Sofia's "rummaging" as a means of negotiating the world allows the author to avoid straightforward revelation in favour of lovely, telling resonances, but also makes for some heavy handed, oft-repeated symbolism and imagery. The incidences of "floating Aunt Julia" and light-filled, portentous moments are many, and when a German built Zeppelin arrives in New York City, and Uncle Paul secures a place for himself on board for one of its first trans-Atlantic flights, we understand immediately the airship's significance to the narrative. Not only does it clearly represent the fragile supremacy of technological progress, a shift from Old World to New, and the onset of war, it also foreshadows (quite literally as it looms over the city's skyline) the Hindenberg disaster and the loss of Sofia's airy innocence.
By and large, Giangrande's sense of simile is hit-and-miss. Her comparisons are at times concrete and surprising. After her mother's death Sofia feels "like a heavy loaf of bread, chewed and eaten by every passing day." At other times they come across as abstract and overly romantic. Musing over her husband Stefano's ability to instantly conjure the past, Sofia understands that "time was a garment that would gather you up in its length and breadth, that would warm and protect you and never disappear."

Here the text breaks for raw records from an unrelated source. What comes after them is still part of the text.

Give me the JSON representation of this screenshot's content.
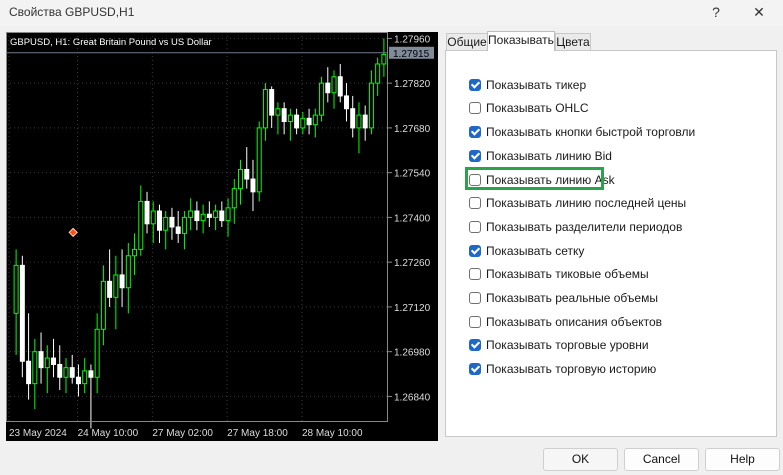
{
  "window": {
    "title": "Свойства GBPUSD,H1",
    "help_glyph": "?",
    "close_glyph": "✕"
  },
  "chart": {
    "caption": "GBPUSD, H1:  Great Britain Pound vs US Dollar",
    "price_labels": [
      "1.27960",
      "1.27820",
      "1.27680",
      "1.27540",
      "1.27400",
      "1.27260",
      "1.27120",
      "1.26980",
      "1.26840"
    ],
    "current_price": "1.27915",
    "time_labels": [
      "23 May 2024",
      "24 May 10:00",
      "27 May 02:00",
      "27 May 18:00",
      "28 May 10:00"
    ]
  },
  "chart_data": {
    "type": "candlestick",
    "symbol": "GBPUSD",
    "timeframe": "H1",
    "ylim": [
      1.2676,
      1.2798
    ],
    "candles": [
      {
        "o": 1.271,
        "h": 1.273,
        "l": 1.2697,
        "c": 1.2725
      },
      {
        "o": 1.2725,
        "h": 1.2728,
        "l": 1.269,
        "c": 1.2695
      },
      {
        "o": 1.2695,
        "h": 1.271,
        "l": 1.2683,
        "c": 1.2688
      },
      {
        "o": 1.2688,
        "h": 1.2702,
        "l": 1.268,
        "c": 1.2698
      },
      {
        "o": 1.2698,
        "h": 1.2704,
        "l": 1.2688,
        "c": 1.2693
      },
      {
        "o": 1.2693,
        "h": 1.27,
        "l": 1.2685,
        "c": 1.2696
      },
      {
        "o": 1.2696,
        "h": 1.2702,
        "l": 1.269,
        "c": 1.2694
      },
      {
        "o": 1.2694,
        "h": 1.27,
        "l": 1.2686,
        "c": 1.269
      },
      {
        "o": 1.269,
        "h": 1.2696,
        "l": 1.2685,
        "c": 1.2693
      },
      {
        "o": 1.2693,
        "h": 1.2697,
        "l": 1.2688,
        "c": 1.269
      },
      {
        "o": 1.269,
        "h": 1.2694,
        "l": 1.2684,
        "c": 1.2688
      },
      {
        "o": 1.2688,
        "h": 1.2696,
        "l": 1.2685,
        "c": 1.2692
      },
      {
        "o": 1.2692,
        "h": 1.2694,
        "l": 1.2674,
        "c": 1.269
      },
      {
        "o": 1.269,
        "h": 1.271,
        "l": 1.2685,
        "c": 1.2705
      },
      {
        "o": 1.2705,
        "h": 1.2725,
        "l": 1.27,
        "c": 1.272
      },
      {
        "o": 1.272,
        "h": 1.273,
        "l": 1.2712,
        "c": 1.2715
      },
      {
        "o": 1.2715,
        "h": 1.2728,
        "l": 1.2705,
        "c": 1.2722
      },
      {
        "o": 1.2722,
        "h": 1.273,
        "l": 1.2712,
        "c": 1.2718
      },
      {
        "o": 1.2718,
        "h": 1.2732,
        "l": 1.271,
        "c": 1.2728
      },
      {
        "o": 1.2728,
        "h": 1.2735,
        "l": 1.2722,
        "c": 1.273
      },
      {
        "o": 1.273,
        "h": 1.275,
        "l": 1.2728,
        "c": 1.2745
      },
      {
        "o": 1.2745,
        "h": 1.2748,
        "l": 1.2735,
        "c": 1.2738
      },
      {
        "o": 1.2738,
        "h": 1.2745,
        "l": 1.2732,
        "c": 1.2742
      },
      {
        "o": 1.2742,
        "h": 1.2744,
        "l": 1.2732,
        "c": 1.2736
      },
      {
        "o": 1.2736,
        "h": 1.2742,
        "l": 1.273,
        "c": 1.274
      },
      {
        "o": 1.274,
        "h": 1.2743,
        "l": 1.2733,
        "c": 1.2737
      },
      {
        "o": 1.2737,
        "h": 1.2742,
        "l": 1.2732,
        "c": 1.2735
      },
      {
        "o": 1.2735,
        "h": 1.2742,
        "l": 1.273,
        "c": 1.274
      },
      {
        "o": 1.274,
        "h": 1.2746,
        "l": 1.2736,
        "c": 1.2742
      },
      {
        "o": 1.2742,
        "h": 1.2745,
        "l": 1.2736,
        "c": 1.2739
      },
      {
        "o": 1.2739,
        "h": 1.2744,
        "l": 1.2735,
        "c": 1.2741
      },
      {
        "o": 1.2741,
        "h": 1.2745,
        "l": 1.2737,
        "c": 1.274
      },
      {
        "o": 1.274,
        "h": 1.2744,
        "l": 1.2736,
        "c": 1.2742
      },
      {
        "o": 1.2742,
        "h": 1.2745,
        "l": 1.2737,
        "c": 1.2739
      },
      {
        "o": 1.2739,
        "h": 1.2746,
        "l": 1.2734,
        "c": 1.2743
      },
      {
        "o": 1.2743,
        "h": 1.2752,
        "l": 1.2738,
        "c": 1.2749
      },
      {
        "o": 1.2749,
        "h": 1.2758,
        "l": 1.2744,
        "c": 1.2755
      },
      {
        "o": 1.2755,
        "h": 1.2762,
        "l": 1.2749,
        "c": 1.2752
      },
      {
        "o": 1.2752,
        "h": 1.2758,
        "l": 1.2742,
        "c": 1.2748
      },
      {
        "o": 1.2748,
        "h": 1.277,
        "l": 1.2745,
        "c": 1.2768
      },
      {
        "o": 1.2768,
        "h": 1.2782,
        "l": 1.2764,
        "c": 1.278
      },
      {
        "o": 1.278,
        "h": 1.2781,
        "l": 1.2768,
        "c": 1.2772
      },
      {
        "o": 1.2772,
        "h": 1.2776,
        "l": 1.2766,
        "c": 1.2774
      },
      {
        "o": 1.2774,
        "h": 1.2776,
        "l": 1.2766,
        "c": 1.277
      },
      {
        "o": 1.277,
        "h": 1.2774,
        "l": 1.2764,
        "c": 1.2772
      },
      {
        "o": 1.2772,
        "h": 1.2774,
        "l": 1.2766,
        "c": 1.2768
      },
      {
        "o": 1.2768,
        "h": 1.2773,
        "l": 1.2766,
        "c": 1.2771
      },
      {
        "o": 1.2771,
        "h": 1.2774,
        "l": 1.2766,
        "c": 1.2769
      },
      {
        "o": 1.2769,
        "h": 1.2774,
        "l": 1.2765,
        "c": 1.2772
      },
      {
        "o": 1.2772,
        "h": 1.2784,
        "l": 1.277,
        "c": 1.2782
      },
      {
        "o": 1.2782,
        "h": 1.2787,
        "l": 1.2776,
        "c": 1.2779
      },
      {
        "o": 1.2779,
        "h": 1.2786,
        "l": 1.2774,
        "c": 1.2784
      },
      {
        "o": 1.2784,
        "h": 1.2788,
        "l": 1.2776,
        "c": 1.2778
      },
      {
        "o": 1.2778,
        "h": 1.2782,
        "l": 1.277,
        "c": 1.2774
      },
      {
        "o": 1.2774,
        "h": 1.2778,
        "l": 1.2765,
        "c": 1.2768
      },
      {
        "o": 1.2768,
        "h": 1.2776,
        "l": 1.276,
        "c": 1.2772
      },
      {
        "o": 1.2772,
        "h": 1.2775,
        "l": 1.2764,
        "c": 1.2768
      },
      {
        "o": 1.2768,
        "h": 1.2786,
        "l": 1.2766,
        "c": 1.2782
      },
      {
        "o": 1.2782,
        "h": 1.279,
        "l": 1.2778,
        "c": 1.2788
      },
      {
        "o": 1.2788,
        "h": 1.2796,
        "l": 1.2784,
        "c": 1.2791
      }
    ],
    "marker": {
      "index": 13,
      "price": 1.2725
    },
    "current_price": 1.27915
  },
  "tabs": [
    {
      "label": "Общие",
      "active": false
    },
    {
      "label": "Показывать",
      "active": true
    },
    {
      "label": "Цвета",
      "active": false
    }
  ],
  "options": [
    {
      "label": "Показывать тикер",
      "checked": true
    },
    {
      "label": "Показывать OHLC",
      "checked": false
    },
    {
      "label": "Показывать кнопки быстрой торговли",
      "checked": true
    },
    {
      "label": "Показывать линию Bid",
      "checked": true
    },
    {
      "label": "Показывать линию Ask",
      "checked": false
    },
    {
      "label": "Показывать линию последней цены",
      "checked": false
    },
    {
      "label": "Показывать разделители периодов",
      "checked": false
    },
    {
      "label": "Показывать сетку",
      "checked": true
    },
    {
      "label": "Показывать тиковые объемы",
      "checked": false
    },
    {
      "label": "Показывать реальные объемы",
      "checked": false
    },
    {
      "label": "Показывать описания объектов",
      "checked": false
    },
    {
      "label": "Показывать торговые уровни",
      "checked": true
    },
    {
      "label": "Показывать торговую историю",
      "checked": true
    }
  ],
  "buttons": {
    "ok": "OK",
    "cancel": "Cancel",
    "help": "Help"
  },
  "colors": {
    "bull": "#00ff00",
    "bear": "#ffffff",
    "grid": "#3a3a3a",
    "checked": "#1f68c6",
    "highlight": "#2aa34a"
  }
}
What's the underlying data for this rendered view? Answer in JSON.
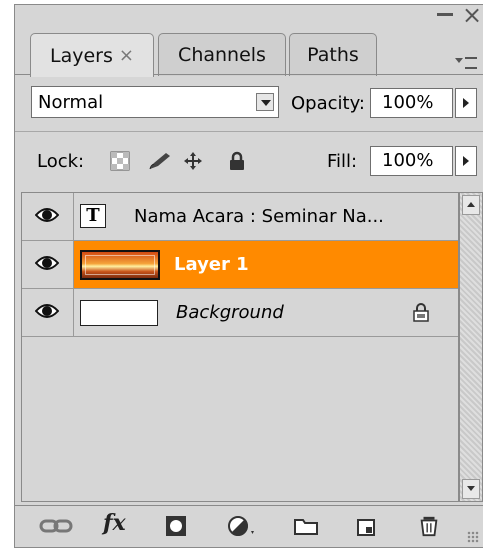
{
  "tabs": [
    {
      "label": "Layers",
      "close": "×",
      "active": true
    },
    {
      "label": "Channels",
      "active": false
    },
    {
      "label": "Paths",
      "active": false
    }
  ],
  "window": {
    "minimize_icon": "minimize-icon",
    "close_icon": "close-icon",
    "menu_icon": "panel-menu-icon"
  },
  "blend_mode": {
    "value": "Normal"
  },
  "opacity": {
    "label": "Opacity:",
    "value": "100%"
  },
  "lock": {
    "label": "Lock:",
    "icons": [
      "lock-transparent-icon",
      "lock-image-icon",
      "lock-position-icon",
      "lock-all-icon"
    ]
  },
  "fill": {
    "label": "Fill:",
    "value": "100%"
  },
  "layers": [
    {
      "name": "Nama Acara  : Seminar Na...",
      "thumb": "T",
      "type": "text",
      "visible": true,
      "selected": false
    },
    {
      "name": "Layer 1",
      "type": "image",
      "visible": true,
      "selected": true
    },
    {
      "name": "Background",
      "type": "background",
      "visible": true,
      "selected": false,
      "locked": true
    }
  ],
  "toolbar": [
    "link-layers-icon",
    "fx-icon",
    "add-mask-icon",
    "adjustment-layer-icon",
    "new-group-icon",
    "new-layer-icon",
    "delete-icon"
  ],
  "toolbar_fx": "fx",
  "colors": {
    "selected": "#ff8a00",
    "panel": "#d6d6d6"
  }
}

That said, the actual handling of what is arguably the novel's climax-wherein the Hindenberg (on which Aunt Julia and Uncle Paul are passengers) bursts into flames mere metres from the ground-is masterly, striking a perfect balance between restraint and a necessary emotional release. With its echoes of a more recent New York disaster-complete with victims flinging themselves with tragic abandon from the flaming wreckage-it packs a well-earned emotional wallop.
One of Giangrande's other great strengths is in her ability to evoke the mystery of missing (in both senses of the word) persons. She often excels at describing the constant reiteration of loss that bewilders her characters. Take this passage for instance, in which Sofia observes her father's disorienting sadness: "Even their American dead were buried elsewhere-Uncle Guido, born in Manhattan, was laid to rest in France. Sometimes her dad would reach out, as if to grip an invisible railing on a flight of stairs. How surprised he'd look-horrified to find nothing there."
It is not clear, at novel's end, how much of an understanding Sofia has gained from her musing on the components-both personal and historical-of her existence. For readers, the structure of the novel encourages not so much sense-making as a sometimes confounding, dream-like immersion. Still, in the end, and despite some of its excesses, what Giangrande has accomplished in An Ordinary Star is far from ordinary-Sofia's is less a workaday deathbed reckoning than an indirect self-disclosure, a gentle unfurling of both the tragedies and the joys she has beheld in the course of her light and dark dappled life.